Biz Hep Şatoda Yaşadık dingin dinamiğiyle, sakin ama anlaşılmaya çabalayan kurgusuyla eşsiz bir roman. Gerilimi aleni değil gizliden gizliye sezeceğiniz kitapta aile ilişkileri, bilhassa kız kardeşlik vurgulanıyor. Kız kardeşlik ve “kopmaz bağ”ın, aile ilişkilerinde söylenmeden saklı tutulan sırların, sadece ve sadece “ev”in içinde kalan gerçeklerin adresini gösteriyor yazar. Biz Hep Şatoda Yaşadık’la gerçek ile gerçek olmayan arasında inişli çıkışlı bir yolculuğa çıkacak, şaşıracak, heyecanlanacak, tahmin sınırlarınızı zorlayacaksınız.

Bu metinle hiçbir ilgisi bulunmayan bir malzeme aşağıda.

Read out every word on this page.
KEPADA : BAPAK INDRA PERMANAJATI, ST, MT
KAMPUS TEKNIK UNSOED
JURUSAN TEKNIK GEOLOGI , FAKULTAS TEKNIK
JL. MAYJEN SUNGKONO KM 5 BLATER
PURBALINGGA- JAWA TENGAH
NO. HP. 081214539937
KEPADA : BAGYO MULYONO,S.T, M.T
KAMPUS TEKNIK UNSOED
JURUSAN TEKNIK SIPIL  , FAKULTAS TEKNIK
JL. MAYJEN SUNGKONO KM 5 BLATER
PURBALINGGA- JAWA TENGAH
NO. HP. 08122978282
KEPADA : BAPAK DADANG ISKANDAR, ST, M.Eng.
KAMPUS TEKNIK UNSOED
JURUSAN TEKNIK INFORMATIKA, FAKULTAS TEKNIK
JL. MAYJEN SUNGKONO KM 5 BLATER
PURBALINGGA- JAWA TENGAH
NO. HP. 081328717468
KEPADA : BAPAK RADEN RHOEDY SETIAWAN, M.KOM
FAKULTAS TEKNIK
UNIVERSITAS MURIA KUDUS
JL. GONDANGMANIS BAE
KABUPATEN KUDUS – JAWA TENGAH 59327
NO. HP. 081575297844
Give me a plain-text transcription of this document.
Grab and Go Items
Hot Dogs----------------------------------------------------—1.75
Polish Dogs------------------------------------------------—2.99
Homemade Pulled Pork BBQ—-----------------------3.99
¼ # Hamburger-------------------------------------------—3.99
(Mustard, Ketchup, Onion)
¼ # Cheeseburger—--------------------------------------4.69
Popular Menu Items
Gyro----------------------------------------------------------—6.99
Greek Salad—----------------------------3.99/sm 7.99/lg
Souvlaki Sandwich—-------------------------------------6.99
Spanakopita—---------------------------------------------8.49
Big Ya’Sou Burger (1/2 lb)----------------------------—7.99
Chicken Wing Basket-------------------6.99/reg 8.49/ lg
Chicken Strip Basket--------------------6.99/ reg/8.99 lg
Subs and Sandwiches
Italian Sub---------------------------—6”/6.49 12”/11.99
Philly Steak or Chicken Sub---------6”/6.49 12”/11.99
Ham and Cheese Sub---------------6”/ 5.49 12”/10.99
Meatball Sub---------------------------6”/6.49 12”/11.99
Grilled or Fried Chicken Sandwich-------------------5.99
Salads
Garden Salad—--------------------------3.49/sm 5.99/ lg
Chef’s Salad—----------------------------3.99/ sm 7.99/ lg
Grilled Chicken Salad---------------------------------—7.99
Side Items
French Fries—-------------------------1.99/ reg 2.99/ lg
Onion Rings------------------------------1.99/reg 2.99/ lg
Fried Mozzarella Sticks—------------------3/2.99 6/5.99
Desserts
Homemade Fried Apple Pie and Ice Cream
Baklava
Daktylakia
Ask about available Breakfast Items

“Ay’da her şey yetişiyor. Marul, balkabaklı turta ve Armanita phalloides. Kedi tüylü bitkilerimiz ve kanatlarıyla dans eden atlarımız var. Ay’da kilitler sıkı ve sağlam, hayalet falan yok. Ay’da Julian Amca kendini iyi hissedecek ve güneş her gün parlayacak. Sen annemizin incilerini takıp dans edeceksin ve güneş her zaman parlayacak.” (s.96)

* Kitap yıl sonunda sinemaya uyarlanacak, yönetmenliğini Stacie Passon'ın yaptığı filmde Marrecat'i Taissa Farmiga; Constance'ı Alexandra Dadalio canlandıracak. 


KÜNYE: Biz Hep Şatoda Yaşadık, Shirley Jackson, Çeviri: Berrak Göçer, Siren Yayınları, 2017, 183 sayfa.